April 8, 2020

Buying Black, Rebooted

Access to capital is a recurring barrier to growth for businesses of all stripes, but traditional financing options are especially difficult for black owners. When black entrepreneurs do get loans, they tend to receive lower amounts and at higher interest rates than other groups.

Black women, the fastest growing segment of business owners, are the least likely to receive investments from venture capitalists. They account for less than 1 percent of the $424.7 billion raised in tech V.C. funding since 2009, according to the 2018 Project Diane study conducted by DigitalUndivided, an organization that empowers women entrepreneurs of color.

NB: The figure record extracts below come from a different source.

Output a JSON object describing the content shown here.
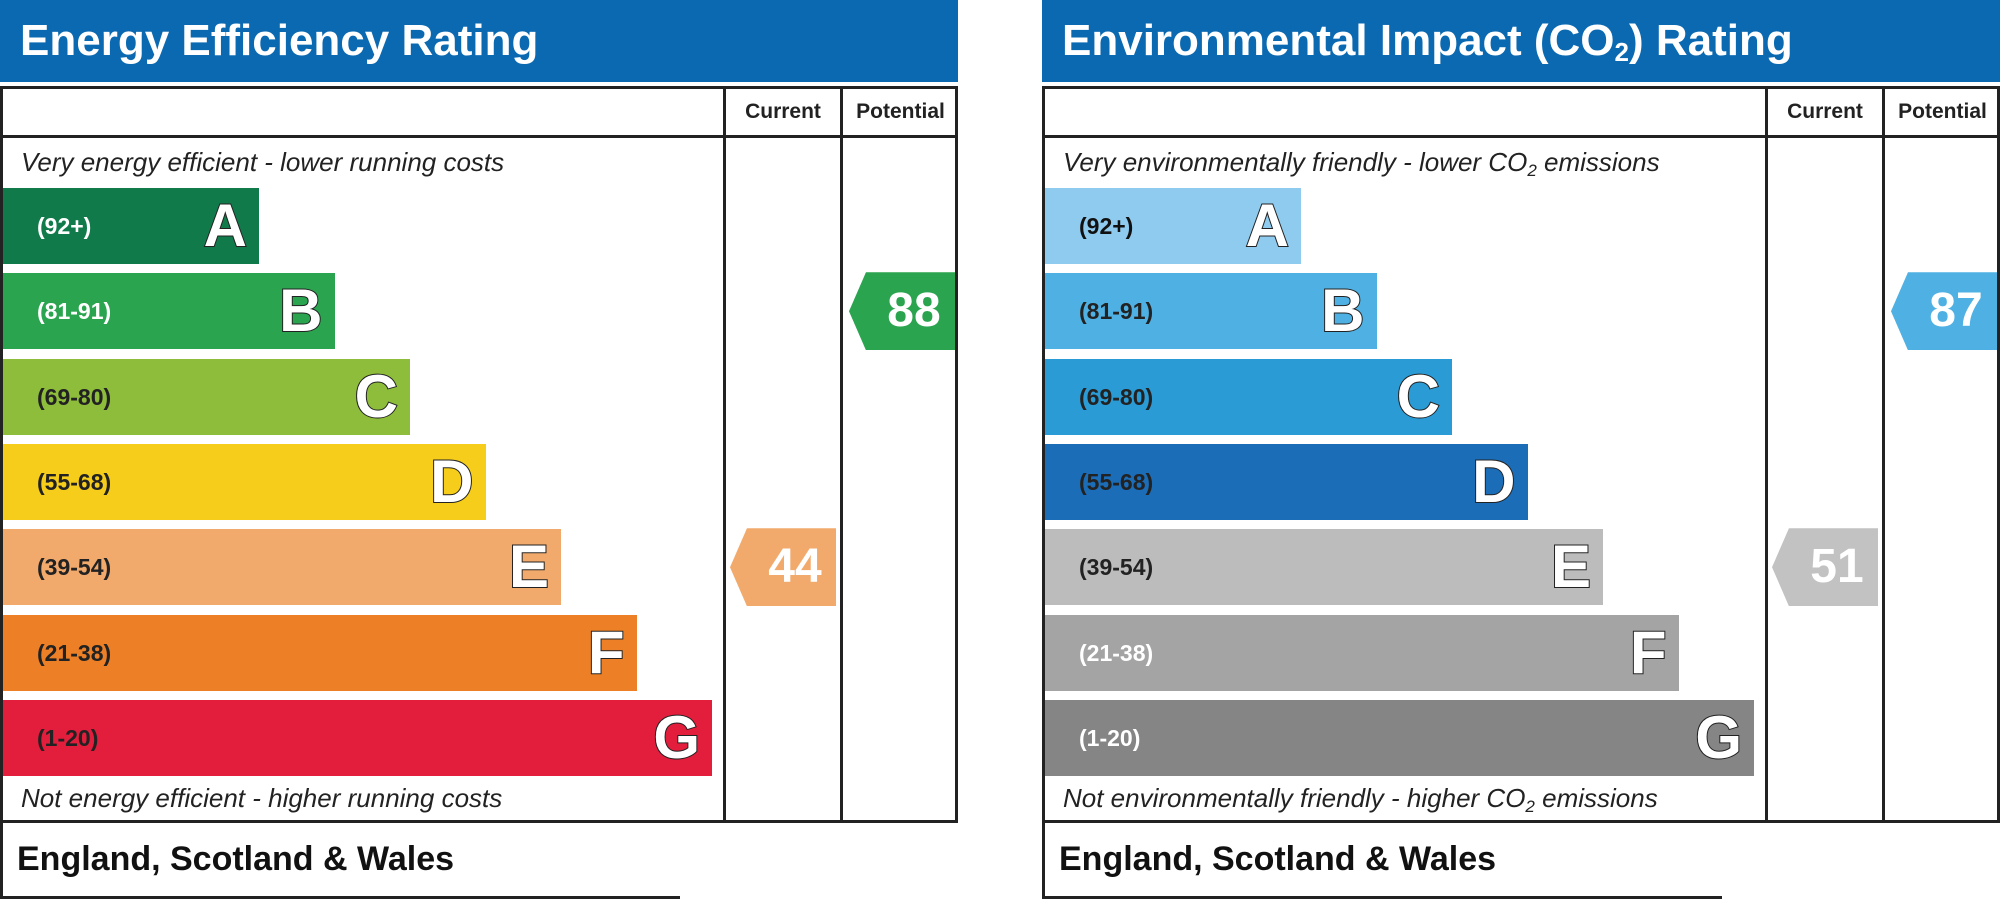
{
  "colors": {
    "header_bg": "#0a69b1"
  },
  "left": {
    "title": "Energy Efficiency Rating",
    "col_current": "Current",
    "col_potential": "Potential",
    "top_caption": "Very energy efficient - lower running costs",
    "bottom_caption": "Not energy efficient - higher running costs",
    "footer": "England, Scotland & Wales",
    "bands": [
      {
        "range": "(92+)",
        "letter": "A",
        "color": "#117a4a",
        "text_color": "#ffffff"
      },
      {
        "range": "(81-91)",
        "letter": "B",
        "color": "#2aa44f",
        "text_color": "#ffffff"
      },
      {
        "range": "(69-80)",
        "letter": "C",
        "color": "#8dbd3a",
        "text_color": "#222222"
      },
      {
        "range": "(55-68)",
        "letter": "D",
        "color": "#f6cd1a",
        "text_color": "#222222"
      },
      {
        "range": "(39-54)",
        "letter": "E",
        "color": "#f2aa6c",
        "text_color": "#222222"
      },
      {
        "range": "(21-38)",
        "letter": "F",
        "color": "#ed8026",
        "text_color": "#222222"
      },
      {
        "range": "(1-20)",
        "letter": "G",
        "color": "#e31d3c",
        "text_color": "#222222"
      }
    ],
    "current": {
      "value": "44",
      "band": "E",
      "color": "#f2aa6c"
    },
    "potential": {
      "value": "88",
      "band": "B",
      "color": "#2aa44f"
    }
  },
  "right": {
    "title_pre": "Environmental Impact (CO",
    "title_sub": "2",
    "title_post": ") Rating",
    "col_current": "Current",
    "col_potential": "Potential",
    "top_caption_pre": "Very environmentally friendly - lower CO",
    "top_caption_sub": "2",
    "top_caption_post": " emissions",
    "bottom_caption_pre": "Not environmentally friendly - higher CO",
    "bottom_caption_sub": "2",
    "bottom_caption_post": " emissions",
    "footer": "England, Scotland & Wales",
    "bands": [
      {
        "range": "(92+)",
        "letter": "A",
        "color": "#8ecbef",
        "text_color": "#111111"
      },
      {
        "range": "(81-91)",
        "letter": "B",
        "color": "#4fb1e3",
        "text_color": "#222222"
      },
      {
        "range": "(69-80)",
        "letter": "C",
        "color": "#2b9bd5",
        "text_color": "#222222"
      },
      {
        "range": "(55-68)",
        "letter": "D",
        "color": "#1b6db8",
        "text_color": "#222222"
      },
      {
        "range": "(39-54)",
        "letter": "E",
        "color": "#bcbcbc",
        "text_color": "#222222"
      },
      {
        "range": "(21-38)",
        "letter": "F",
        "color": "#a4a4a4",
        "text_color": "#ffffff"
      },
      {
        "range": "(1-20)",
        "letter": "G",
        "color": "#858585",
        "text_color": "#ffffff"
      }
    ],
    "current": {
      "value": "51",
      "band": "E",
      "color": "#c2c2c2"
    },
    "potential": {
      "value": "87",
      "band": "B",
      "color": "#4fb1e3"
    }
  }
}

Michelle Dalzon is confronting this reality as she plans the next phase of the Black-Owned Market, or theBOM, her three-year-old pop-up. Ms. Dalzon put on her first event in New York in December 2016 without sponsors. It was a huge success — guests came from as far away as Ohio to shop — but it depleted her savings.

“That whole market, altogether, was, like, $16,000 that I have not recouped yet,” she said.

Since then, Ms. Dalzon has worked with brands like Airbnb, Blavity and Jack Daniel’s, and introduced a pop-up experience in Boston as well as an e-commerce site. But now that the pop-up field has become oversaturated, Ms. Dalzon wants to build a permanent market that could be a multiuse space catering to black-owned brands.

Instead of going the V.C. route, Ms. Dalzon has opted for angel investment.

“It’s important for me to make sure they’re the right investment partners for theBOM,” she said. “Not everyone who is willing to give you money is going to be the right partner.”

“Once you take V.C. funding, the clock starts ticking,” she continued. “You have eight to 10 years to get your start-up in a position to sell. I’m not sure if I want to sell, or if it’s something that I want to keep in my family for generations.”